Ada beberapa karya penting yang terkait dengan kisah perjalanan, antara lain ditulis oleh al-Mazini (w.1169), Ibn Mujawir (ditulis sekitar tahun 1230), al-Nabati (w. 1239), al-’Abdari (w. 1289), al-Tayyibi (w. 1299), al-Tidjani (w. 1308), dan lainnya. Penulisan kisah-kisah perjalanan mencapai puncaknya, tentu saja, pada karya Ibn Battuta (w. 1377).13 Ibn Battuta dapat dikatakan telah mengunjungi semua wilayah muslim dan juga wilayah-wilayah di luar kekhalifahan Islam, seperti Srilanka, Cina, dan selatan Rusia. Ia menempuh jarak tidak kurang dari 75.000 mil, dan total waktu perjalanannya adalah sekitar 30 tahun, suatu angka yang sulit ditandingi oleh siapa pun, terlebih di zaman yang masih terbatas dalam hal teknologi transportasi.
Rihla, atau karya-karya terkait perjalanan memang biasanya lebih dikategorikan sebagai karya sastra ketimbang karya geografi atau sejarah.

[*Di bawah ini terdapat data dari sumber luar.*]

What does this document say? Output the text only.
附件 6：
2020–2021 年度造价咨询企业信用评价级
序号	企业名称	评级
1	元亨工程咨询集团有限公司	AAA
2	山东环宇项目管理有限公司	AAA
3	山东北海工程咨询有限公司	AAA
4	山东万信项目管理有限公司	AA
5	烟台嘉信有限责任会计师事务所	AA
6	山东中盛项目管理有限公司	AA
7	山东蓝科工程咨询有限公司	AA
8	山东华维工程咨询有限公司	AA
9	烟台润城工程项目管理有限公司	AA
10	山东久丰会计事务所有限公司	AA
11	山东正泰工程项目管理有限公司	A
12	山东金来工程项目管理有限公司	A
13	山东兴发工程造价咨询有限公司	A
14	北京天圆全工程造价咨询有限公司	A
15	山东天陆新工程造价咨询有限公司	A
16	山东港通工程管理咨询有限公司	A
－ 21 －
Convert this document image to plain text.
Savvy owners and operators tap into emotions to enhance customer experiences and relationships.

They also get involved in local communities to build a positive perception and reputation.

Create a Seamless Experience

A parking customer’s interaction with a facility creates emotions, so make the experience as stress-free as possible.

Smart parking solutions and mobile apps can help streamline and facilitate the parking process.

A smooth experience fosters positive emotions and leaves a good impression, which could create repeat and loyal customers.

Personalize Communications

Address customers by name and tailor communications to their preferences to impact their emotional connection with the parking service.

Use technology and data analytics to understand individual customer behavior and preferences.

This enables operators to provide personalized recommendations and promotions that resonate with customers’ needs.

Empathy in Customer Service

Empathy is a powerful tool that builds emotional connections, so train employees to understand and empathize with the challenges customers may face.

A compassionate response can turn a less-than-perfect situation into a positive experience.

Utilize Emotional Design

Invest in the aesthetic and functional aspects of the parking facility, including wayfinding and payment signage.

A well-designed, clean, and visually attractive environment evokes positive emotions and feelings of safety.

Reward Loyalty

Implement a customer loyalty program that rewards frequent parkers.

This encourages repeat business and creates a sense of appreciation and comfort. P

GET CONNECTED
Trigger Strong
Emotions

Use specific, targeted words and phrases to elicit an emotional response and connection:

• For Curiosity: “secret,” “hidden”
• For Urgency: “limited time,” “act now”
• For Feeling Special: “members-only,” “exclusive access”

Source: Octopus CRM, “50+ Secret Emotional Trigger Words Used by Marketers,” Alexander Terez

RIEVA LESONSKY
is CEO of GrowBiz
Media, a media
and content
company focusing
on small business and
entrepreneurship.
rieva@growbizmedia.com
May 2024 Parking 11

Namun demikian, karya-karya ini mengandung informasi geografi, sejarah, dan juga antropologi, yang cukup kaya bagi para akademisi. Itulah sebabnya karya-karya ini masih menjadi kajian para peneliti hingga ke hari ini.
Di samping itu, kita juga mendapati pentingnya peranan ibadah haji dalam mendorong kaum muslimin untuk melakukan perjalanan. Perjalanan ini memberikan kekuatan mental bagi mereka, kesediaan untuk berkorban, dan meluaskan pengetahuan mereka tentang keadaan berbagai negeri serta masyarakatnya. Sebagian peziarah menjadikan haji sebagai momen awal untuk melakukan perjalanan dan upaya eksplorasi lebih jauh ke berbagai wilayah lainnya. Barangkali karena pengaruh haji yang penting inilah para akademisi, termasuk kaum orientalis Barat, menaruh perhatian cukup serius dan melakukan penelitian-penelitian terhadapnya.
Akhirnya, bagi pembaca Muslim yang banyak melakukan perjalanan ke berbagai tempat, sebaiknya jangan hanya melakukannya untuk hiburan dan pengisi waktu luang. Tapi mulailah menjadi pengamat yang baik dan kemudian tuangkanlah hal tersebut dalam sebuah tulisan. Tulisan itu boleh jadi terlihat biasa saja pada saat ia ditulis, tapi siapa tahu ia akan menjadi sesuatu yang sangat berarti di kemudian hari. Wallahu a’lam.